BBVA selected Amazon AppStream 2.0 for particular use cases of applications that, due to their sensitivity, are not exposed to the internet (such as financial, employee, and security applications). Having had previous experience with the service, BBVA chose AppStream 2.0 to accommodate the remote work experience.

AppStream 2.0 is a fully managed application streaming service that provides users with instant access to their desktop applications from anywhere, regardless of what device they are using.

AppStream 2.0 works with IT environments, can be managed through the AWS SDK or console, automatically scales globally on demand, and is fully managed on AWS. This means there is no hardware or software to deploy, patch, or upgrade.

AppStream 2.0 can be managed through the AWS SDK (1)

  1. The streamed video and user inputs are sent over HTTPS and are SSL-encrypted between the AppStream 2.0 instance executing your applications, and your end users.
  2. Security groups are used to control network access to the customer VPC.
  3. AppStream 2.0 streaming instance access to the internet is through the customer VPC.

AppStream 2.0 fleets are created by use case to apply security restrictions depending on data sensitivity. Setting clipboard, file transfer, or print to local device options, the fleets control the data movement to and from employees’ AppStream 2.0 streaming sessions.
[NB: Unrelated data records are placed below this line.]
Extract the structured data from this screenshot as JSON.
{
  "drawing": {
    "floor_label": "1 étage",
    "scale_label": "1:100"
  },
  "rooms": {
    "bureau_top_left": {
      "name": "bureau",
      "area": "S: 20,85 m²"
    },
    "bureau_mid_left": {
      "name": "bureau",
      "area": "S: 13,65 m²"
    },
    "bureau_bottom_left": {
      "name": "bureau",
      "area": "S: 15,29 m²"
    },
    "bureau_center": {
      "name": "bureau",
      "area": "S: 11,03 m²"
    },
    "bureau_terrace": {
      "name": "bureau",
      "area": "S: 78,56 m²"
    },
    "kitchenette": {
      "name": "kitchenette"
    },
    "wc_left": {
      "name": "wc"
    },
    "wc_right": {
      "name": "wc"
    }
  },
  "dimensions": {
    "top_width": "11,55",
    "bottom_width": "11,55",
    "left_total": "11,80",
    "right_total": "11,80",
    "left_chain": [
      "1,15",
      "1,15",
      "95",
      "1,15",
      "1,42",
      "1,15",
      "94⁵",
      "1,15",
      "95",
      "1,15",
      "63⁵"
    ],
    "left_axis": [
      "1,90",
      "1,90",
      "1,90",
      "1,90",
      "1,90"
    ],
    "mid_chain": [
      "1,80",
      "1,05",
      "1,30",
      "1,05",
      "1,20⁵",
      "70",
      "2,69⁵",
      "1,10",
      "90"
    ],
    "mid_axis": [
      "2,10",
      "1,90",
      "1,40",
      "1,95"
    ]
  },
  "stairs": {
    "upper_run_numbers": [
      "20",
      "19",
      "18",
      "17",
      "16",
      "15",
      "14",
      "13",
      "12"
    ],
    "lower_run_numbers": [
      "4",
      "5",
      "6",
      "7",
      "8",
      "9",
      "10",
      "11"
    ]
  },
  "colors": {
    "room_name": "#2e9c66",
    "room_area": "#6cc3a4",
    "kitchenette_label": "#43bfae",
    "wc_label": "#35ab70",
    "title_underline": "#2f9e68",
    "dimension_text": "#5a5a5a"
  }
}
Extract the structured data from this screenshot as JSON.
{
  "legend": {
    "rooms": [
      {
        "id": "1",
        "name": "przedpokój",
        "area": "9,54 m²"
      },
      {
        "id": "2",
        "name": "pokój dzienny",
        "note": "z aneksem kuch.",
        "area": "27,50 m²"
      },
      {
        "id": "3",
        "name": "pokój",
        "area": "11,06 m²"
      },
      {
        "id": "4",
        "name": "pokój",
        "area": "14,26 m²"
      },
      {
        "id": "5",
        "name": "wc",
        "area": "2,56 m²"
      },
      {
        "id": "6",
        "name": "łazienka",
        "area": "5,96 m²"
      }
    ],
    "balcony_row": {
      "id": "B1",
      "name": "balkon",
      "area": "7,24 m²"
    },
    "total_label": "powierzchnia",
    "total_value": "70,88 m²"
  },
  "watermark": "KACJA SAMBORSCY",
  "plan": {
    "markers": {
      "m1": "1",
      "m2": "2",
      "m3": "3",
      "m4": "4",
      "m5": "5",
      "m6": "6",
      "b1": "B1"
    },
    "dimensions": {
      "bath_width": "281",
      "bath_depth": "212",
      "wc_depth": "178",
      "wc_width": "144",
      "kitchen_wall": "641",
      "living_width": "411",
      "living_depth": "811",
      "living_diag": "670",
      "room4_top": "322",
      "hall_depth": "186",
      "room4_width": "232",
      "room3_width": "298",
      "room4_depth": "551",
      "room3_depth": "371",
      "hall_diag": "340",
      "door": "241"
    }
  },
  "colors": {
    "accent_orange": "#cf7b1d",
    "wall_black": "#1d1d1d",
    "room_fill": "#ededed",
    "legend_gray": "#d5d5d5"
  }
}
BBVA relies on a proprietary service called Heimdal to authenticate employees through the corporate identity provider. Heimdal calls the AppStream 2.0 API CreateStreamingURL operation to create a temporary URL to start a streaming session for the specified user, and tries to abstract the user from the service using:

  • FleetName to connect the most appropriate fleet based on the user’s location (BBVA has fleets deployed in Europe and America to improve the user’s experience.)
  • ApplicationId to launch the proper application without having to use an intermediate portal
  • SessionContext in situations where, for instance, the authentication service generates a token and needs to be forwarded to a browser application and injected as a session cookie

BBVA uses AWS Transit Gateway to build a hub-and-spoke network topology (2)
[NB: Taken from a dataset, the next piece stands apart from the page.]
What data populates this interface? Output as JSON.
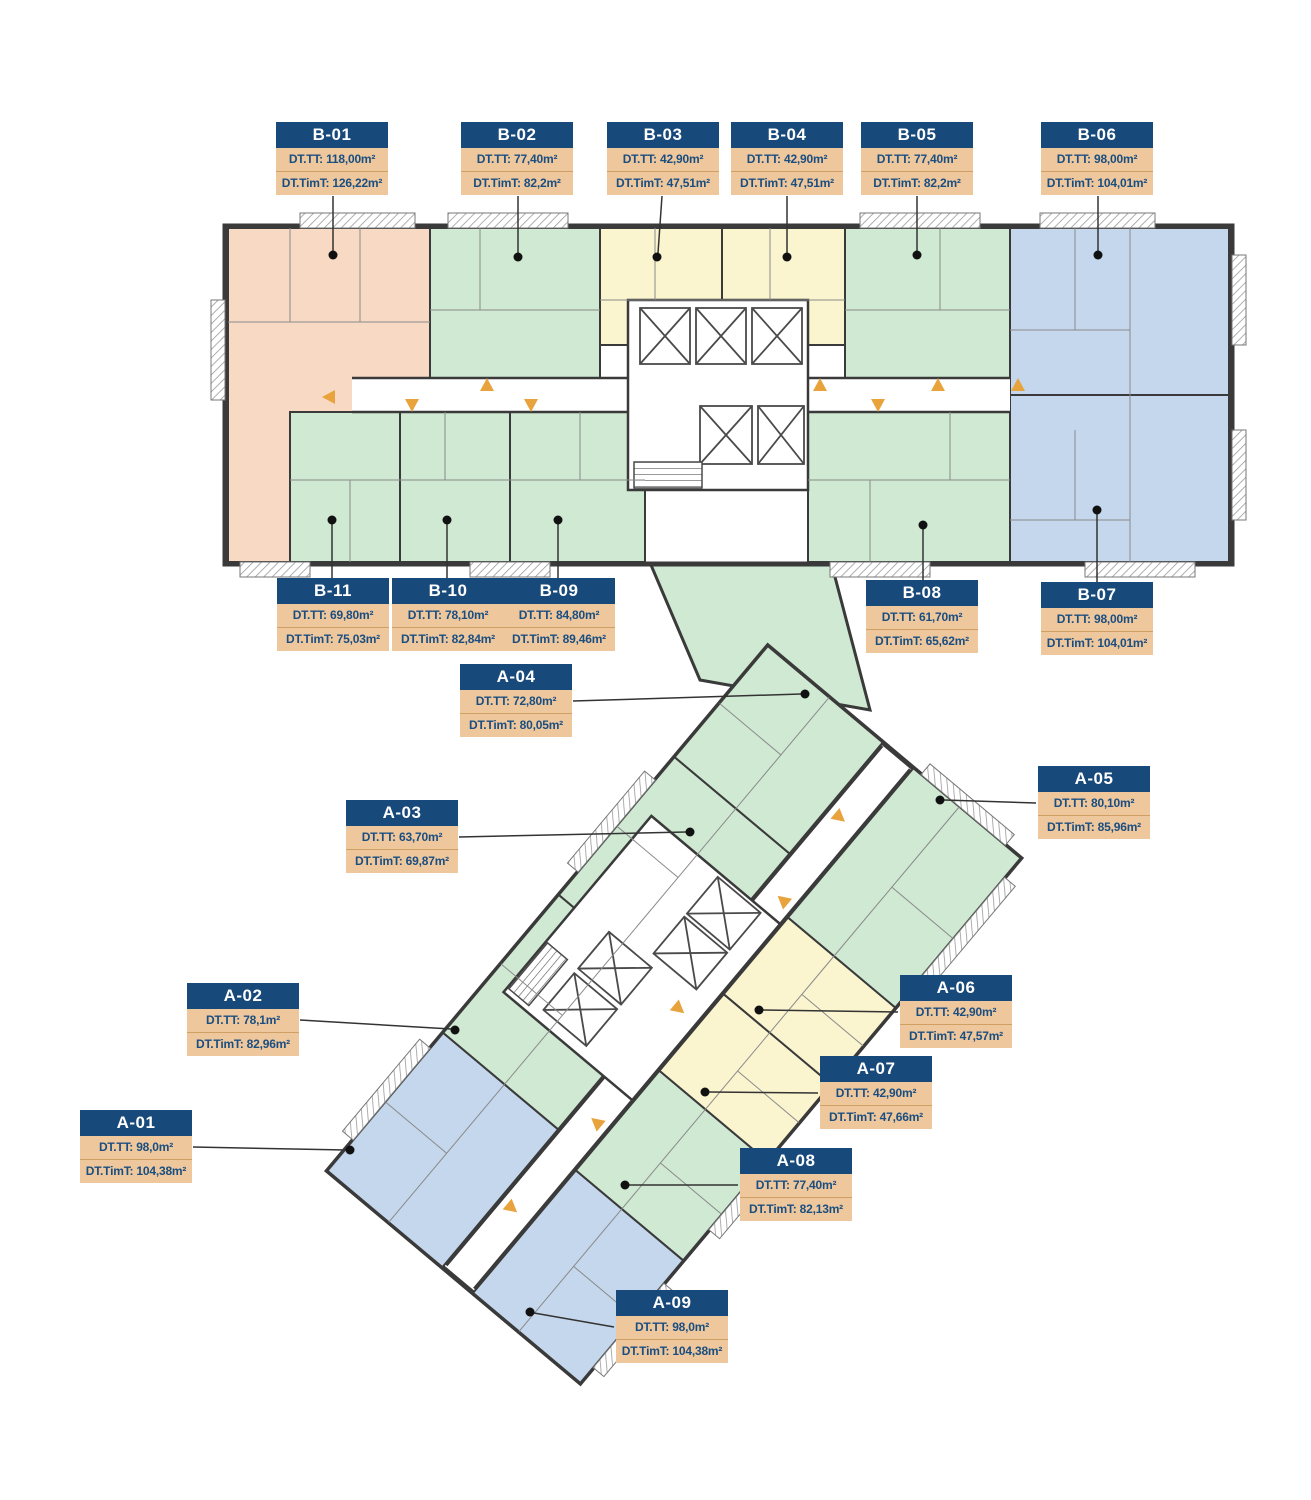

To simplify its overall network architecture, BBVA uses AWS Transit Gateway to build a hub-and-spoke network topology with full control over network routing and security.

There are situations where the application streamed in AppStream 2.0 needs to connect:

  1. On-premises, using AWS Direct Connect plus VPN providing an IPsec-encrypted private connection
  2. To the Internet through an outbound VPC proxy with domain whitelisting and content filtering to control the information and threats in the navigation of the employee

AppStream 2.0 activity is logged into a centralized repository support by Amazon S3 for detecting unusual behavior patterns and by regulatory requirements.

Conclusion

BBVA built a global solution reducing implementation time by 90% compared to on-premises projects, and is meeting its operational and security requirements. As well, the solution is helping with the company’s top concern: protecting the health and safety of its employees.